Investigation of the Alternations in Lipid Oxidation and Lipase Activity in Air-Dried Hairtail (Trichiurus lepturus) during Chilled Storage
Round 1
Reviewer 1 Report
Comments and Suggestions for AuthorsThe article in general, is well written.
Line 210 - Please change "Results" to "Results and Discussion," as the authors did not separate the section.
What is the difference between neutral lipase and alkaline lipase? Why did the authors decide to measure these?
Regarding statistical data, please add the statistical information on the results. As presented, All Figures are without any information on the analysis of statistical results, we cannot tell the difference of sample during storage or between HMAH and LMAH. Please revise the data presentation and ensure it is written on the results and discussion.
For comparison of results found in this study with the literature, it is suggested that the authors should cite more related to hairtail oxidation, as it is a more suitable citation in this study. Please replace them with more related citations (Line 276, Line 302, Line 403).
Author Response
Please see the attachment.
Author Response File: Author Response.pdf
Reviewer 2 Report
Comments and Suggestions for AuthorsThis study investigated the lipid oxidation of dried hairtail during storage. While this manuscript provides some theoretical support, the overall experimental design is nothing new but a repetition of previous works. In particular, the study design is vague, and no explanation was provided about drying. My other comments are:
Line 14, which activity?
Line 16, One should mention how they were dried and why NaCl was added before the results.
Lines 18-19, value is not a part of abbreviation?
Line 36, One should include the % of PUFAs
Line 38, if it is naturally dried, it should be labeled as "sun drying," as "air drying" is often referred to as hot air drying.
Line 45, "intermediate products"
Lines 45-46, is this a correct statement?
Line 65, "activity. In the current study"
Section 2.2, how were these samples dried? How were the environmental conditions like temperature, humidity, wind speed, etc.?
Line 90, why was it stored for only 8 days? What's the overall shelf life of these materials?

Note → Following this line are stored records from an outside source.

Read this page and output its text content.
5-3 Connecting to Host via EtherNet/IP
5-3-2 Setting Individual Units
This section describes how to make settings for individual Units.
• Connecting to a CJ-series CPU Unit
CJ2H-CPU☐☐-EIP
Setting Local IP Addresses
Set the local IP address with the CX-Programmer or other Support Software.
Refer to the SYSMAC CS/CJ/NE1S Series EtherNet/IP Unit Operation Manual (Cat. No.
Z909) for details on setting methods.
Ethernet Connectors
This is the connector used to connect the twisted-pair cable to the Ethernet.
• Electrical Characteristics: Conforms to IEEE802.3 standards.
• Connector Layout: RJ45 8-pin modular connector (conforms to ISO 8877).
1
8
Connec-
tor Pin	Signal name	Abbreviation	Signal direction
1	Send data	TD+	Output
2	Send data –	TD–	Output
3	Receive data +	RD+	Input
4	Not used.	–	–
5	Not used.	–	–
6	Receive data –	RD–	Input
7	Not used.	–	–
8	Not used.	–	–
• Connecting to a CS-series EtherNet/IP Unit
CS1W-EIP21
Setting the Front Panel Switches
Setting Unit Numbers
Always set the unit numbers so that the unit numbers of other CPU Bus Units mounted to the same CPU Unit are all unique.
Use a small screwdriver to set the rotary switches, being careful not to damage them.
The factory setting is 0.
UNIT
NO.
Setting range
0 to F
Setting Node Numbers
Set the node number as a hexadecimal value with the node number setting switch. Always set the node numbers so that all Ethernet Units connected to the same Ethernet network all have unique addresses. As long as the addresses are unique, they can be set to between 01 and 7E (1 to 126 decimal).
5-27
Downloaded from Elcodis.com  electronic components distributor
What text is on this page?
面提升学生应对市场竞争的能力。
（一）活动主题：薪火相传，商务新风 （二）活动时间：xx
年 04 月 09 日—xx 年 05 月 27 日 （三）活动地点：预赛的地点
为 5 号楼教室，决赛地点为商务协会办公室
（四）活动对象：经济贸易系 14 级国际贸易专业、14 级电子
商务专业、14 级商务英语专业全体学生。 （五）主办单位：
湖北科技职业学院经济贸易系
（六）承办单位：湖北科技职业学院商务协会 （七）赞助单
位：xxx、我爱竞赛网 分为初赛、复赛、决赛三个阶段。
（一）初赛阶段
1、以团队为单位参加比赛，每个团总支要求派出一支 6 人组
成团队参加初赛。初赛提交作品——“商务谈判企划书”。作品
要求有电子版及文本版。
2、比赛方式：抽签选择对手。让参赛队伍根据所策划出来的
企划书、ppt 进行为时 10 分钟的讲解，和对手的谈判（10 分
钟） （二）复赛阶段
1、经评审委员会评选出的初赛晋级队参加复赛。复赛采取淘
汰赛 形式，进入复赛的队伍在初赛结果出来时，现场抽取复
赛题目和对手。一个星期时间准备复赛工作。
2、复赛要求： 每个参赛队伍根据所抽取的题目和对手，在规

Line 94, where did this NaCl come from?
In Figure 2, the CD and PV values start decreasing after 4 days, so a scientific explanation should be provided. Authors may follow this article (https://doi.org/10.1016/j.foodres.2022.1122620), where the reduction of TBARS during storage was explained.
Figure 3, "(mg MDA eq/ kg)"
Comments on the Quality of English LanguageMinor editing of English language required
Author Response
Please see the attachment.
Author Response File: Author Response.pdf
Round 2
Reviewer 2 Report
Comments and Suggestions for AuthorsThe authors have now responded to the questions accordingly, and it is ready to proceed to the next steps.
Comments on the Quality of English LanguageThe authors have now responded to the questions accordingly, and it is ready to proceed to the next steps.